Court punishes fan from England for Nazi salute in Volgograd bar
The fan was banned from attending the national team matches abroad for five years after he performed an anti-Semitic song in a Volgograd bar. Two more Englishmen will be brought to trial for a similar violation.
The British police have tracked down fans of the England national team, who were caught on video singing an anti-Semitic song in a bar in Volgograd, The Telegraph reports. All three fans have been brought to trial in their homeland.
The video, which has spread across social networks, shows three English fans singing a song that mentions Hitler and Auschwitz and displaying Nazi salutes in a bar. This happened on June 18 before the England match against Tunisia, which was held in Volgograd.

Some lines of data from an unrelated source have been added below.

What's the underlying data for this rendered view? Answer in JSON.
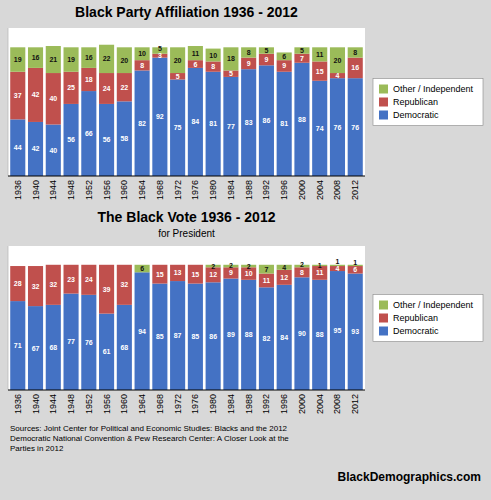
{
  "chart_data": [
    {
      "type": "bar",
      "stacked": true,
      "title": "Black Party Affiliation 1936 - 2012",
      "categories": [
        "1936",
        "1940",
        "1944",
        "1948",
        "1952",
        "1956",
        "1960",
        "1964",
        "1968",
        "1972",
        "1976",
        "1980",
        "1984",
        "1988",
        "1992",
        "1996",
        "2000",
        "2004",
        "2008",
        "2012"
      ],
      "series": [
        {
          "name": "Democratic",
          "color": "#4472C4",
          "values": [
            44,
            42,
            40,
            56,
            66,
            56,
            58,
            82,
            92,
            75,
            84,
            81,
            77,
            83,
            86,
            81,
            88,
            74,
            76,
            76
          ]
        },
        {
          "name": "Republican",
          "color": "#C0504D",
          "values": [
            37,
            42,
            40,
            25,
            18,
            24,
            22,
            8,
            3,
            5,
            6,
            8,
            5,
            9,
            9,
            9,
            7,
            15,
            4,
            16
          ]
        },
        {
          "name": "Other / Independent",
          "color": "#9BBB59",
          "values": [
            19,
            16,
            21,
            19,
            16,
            22,
            20,
            10,
            5,
            20,
            11,
            10,
            18,
            8,
            5,
            6,
            5,
            11,
            20,
            8
          ]
        }
      ],
      "ylim": [
        0,
        115
      ],
      "yticks": [],
      "tick_labels": "x",
      "grid": false,
      "legend": "right",
      "data_labels": true
    },
    {
      "type": "bar",
      "stacked": true,
      "title": "The Black Vote 1936 - 2012",
      "subtitle": "for President",
      "categories": [
        "1936",
        "1940",
        "1944",
        "1948",
        "1952",
        "1956",
        "1960",
        "1964",
        "1968",
        "1972",
        "1976",
        "1980",
        "1984",
        "1988",
        "1992",
        "1996",
        "2000",
        "2004",
        "2008",
        "2012"
      ],
      "series": [
        {
          "name": "Democratic",
          "color": "#4472C4",
          "values": [
            71,
            67,
            68,
            77,
            76,
            61,
            68,
            94,
            85,
            87,
            85,
            86,
            89,
            88,
            82,
            84,
            90,
            88,
            95,
            93
          ]
        },
        {
          "name": "Republican",
          "color": "#C0504D",
          "values": [
            28,
            32,
            32,
            23,
            24,
            39,
            32,
            0,
            15,
            13,
            15,
            12,
            9,
            10,
            11,
            12,
            8,
            11,
            4,
            6
          ]
        },
        {
          "name": "Other / Independent",
          "color": "#9BBB59",
          "values": [
            0,
            0,
            0,
            0,
            0,
            0,
            0,
            6,
            0,
            0,
            0,
            2,
            2,
            2,
            7,
            4,
            2,
            1,
            1,
            1
          ]
        }
      ],
      "ylim": [
        0,
        115
      ],
      "yticks": [],
      "tick_labels": "x",
      "grid": false,
      "legend": "right",
      "data_labels": true
    }
  ],
  "source": "Sources: Joint Center for Political and Economic Studies: Blacks and the 2012\nDemocratic National Convention & Pew Research Center: A Closer Look at the\nParties in 2012",
  "brand": "BlackDemographics.com"
}
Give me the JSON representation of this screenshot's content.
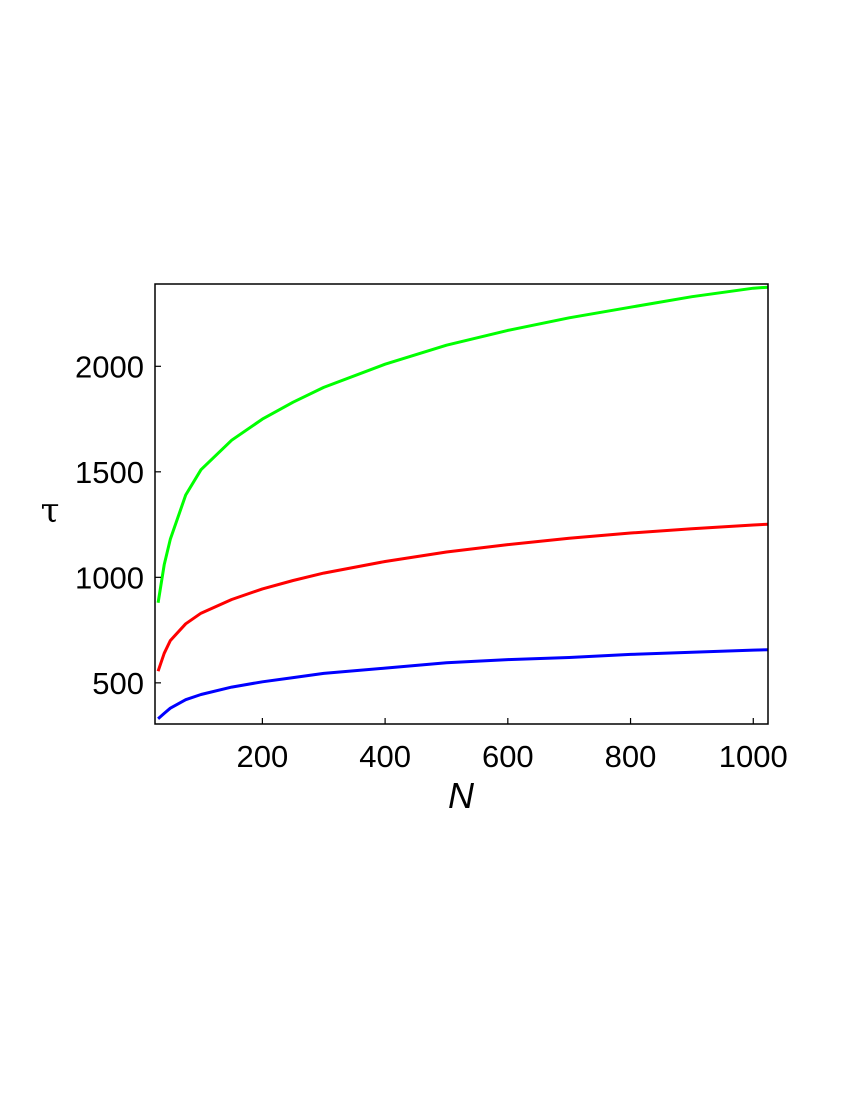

The 57-year-old Michael Herbert, who appeared before the court in Leicester, was banned from attending the matches of the English national team held abroad for five years. Two other football fans — 58-year-old David Batty and 52-year-old Michael Burns — were brought to trial in Leeds in the case of offenses related to football, The Telegraph notes. The consideration of their case was postponed until Tuesday, June 26.
The Football Association of England condemned the behavior of fans, SkyNews reports. “The disgraceful behavior of the individuals shown on the video does not represent the values of most football fans from England who came to Russia to support the team,” the Association representatives said.
There was another incident, following which the court in Oxford forbade a 25-year-old Paul Johnson to attend the matches of the English national team for three years. The Telegraph reported that Johnson was detained on a train from Moscow to Volgograd on Monday, June 18. It was previously reported that two football fans from the UK had been brought to administrative responsibility for debauchery and drunkenness on a train to Volgograd.